Mon May 19 03:13:00 PDT 2008

Hi,

2008/5/19 Roman Levenstein <romix.llvm at googlemail.com>:
> Hi,
>
>  2008/5/18 Chris Lattner <clattner at apple.com>:
>
> >
>  >
>  >
>  > On May 16, 2008, at 8:20 AM, Roman Levenstein wrote:
>  >
>  > So, we can see, that performance-wise the difference is not that huge.
>  > But if we look at the number of new/delete calls, then it is quite
>  > different:
>  > 1) without STL standard allocator - Total of only 847(!!!) mallocs for
>  > all of the allocators together,  while adding 1000000 nodes for each
>  > of them.
>  > 2) with STL standard allocator - Total of 2000628 mallocs for all of
>  > the allocators together, while adding 1000000 nodes for each of them.
>  >
>  > So,  the standard allocator of STL produces a huge number of
>  > new/delete calls. And other allocators reduce it
>  > by almost 4 orders of magnitude. But, as mentioned before, it DOES NOT
>  > result in a big performance difference on
>  > my Ubuntu/Linux/x86 machine, which indicates that mallocs are very
>  > efficient here. But for you it seems to be very different...
>  >
>  > Hey Roman,
>
>
> > Also, I don't know how your setup is arranged.
>
>  I have written a special small program to test different allocators. I
>  have there test_list() and test_set() methods, that test std::list and
>  std::set respectively.
>  Each of them creates all the empty lists/sets first, sets different
>  allocators to handle their respective lists/sets and then tries to add
>  1000000 elements to them.
>  Once it is done, the test function:
>  - sorts lists.
>  - or deletes some elements from set (e.g. every 4th o so), intermixed
>  with insertion.
>
>
>  > In the case of
>  > LLVM, the heap is significantly fragmented before a pass starts beating on
>  > (f.e.) a std::map.  When the nodes go through malloc, this means that the
>  > nodes for one map end up scattered throughout the heap.  My guess is that
>  > this makes traversals far more expensive than when using a pool allocator
>  > that makes them contiguous.
>
>  May be. In my case, there are no preallocated data structures on the
>  heap and therefore it is not very fragmented.
>
>
>  > it would be interesting to measure the locality effect of using new/delete.
>
>  Well, it goes eventually too far for my small investigation :-) What I
>  could do, is to add a small initialization pass to my test program
>  that would try to allocate a lot of objects and try free some of them
>  randomly. It should probably create a fragmented heap. And then I can
>  start my experiments, as they are currently done.

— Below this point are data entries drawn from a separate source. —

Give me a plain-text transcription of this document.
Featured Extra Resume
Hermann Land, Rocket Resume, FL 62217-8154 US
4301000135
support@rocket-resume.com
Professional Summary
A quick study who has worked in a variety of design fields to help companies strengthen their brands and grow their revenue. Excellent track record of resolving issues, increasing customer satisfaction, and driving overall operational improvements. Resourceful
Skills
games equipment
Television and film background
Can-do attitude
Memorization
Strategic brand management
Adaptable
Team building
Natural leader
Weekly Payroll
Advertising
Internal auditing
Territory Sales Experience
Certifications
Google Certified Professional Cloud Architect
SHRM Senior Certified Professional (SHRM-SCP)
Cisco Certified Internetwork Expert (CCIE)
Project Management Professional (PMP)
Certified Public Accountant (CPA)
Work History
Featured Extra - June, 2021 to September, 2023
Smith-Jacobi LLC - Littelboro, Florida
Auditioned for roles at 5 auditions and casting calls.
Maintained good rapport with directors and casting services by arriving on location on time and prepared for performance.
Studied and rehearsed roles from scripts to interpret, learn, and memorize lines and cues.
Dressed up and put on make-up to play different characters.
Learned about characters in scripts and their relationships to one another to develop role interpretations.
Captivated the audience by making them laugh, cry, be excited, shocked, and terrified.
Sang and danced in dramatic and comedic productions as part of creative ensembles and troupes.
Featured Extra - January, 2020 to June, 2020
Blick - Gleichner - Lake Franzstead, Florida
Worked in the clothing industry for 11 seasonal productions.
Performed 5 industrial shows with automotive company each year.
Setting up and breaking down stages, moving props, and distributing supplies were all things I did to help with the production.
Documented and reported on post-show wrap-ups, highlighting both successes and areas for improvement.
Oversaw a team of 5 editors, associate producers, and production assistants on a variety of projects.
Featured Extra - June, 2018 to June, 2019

I implemented this proposal.

> If your assumption holds, I should see that STL's standard allocator would perform much  worse than before.

Chris, you're absolutely right!!!

The standard STL allocators is now much slower after a special prepass
creates artificially a lot of fragmented memory. When I redo the same
tests that I did before, the performance figures for STl containers
using standard allocators are about 2 times worse than for all other
allocators(whose performance is unaffected by the heap fragmentation).
I can also nicely see that the performance of containers using the
standard STL allocator constantly degrades as memory fragmentation
increases.

-Roman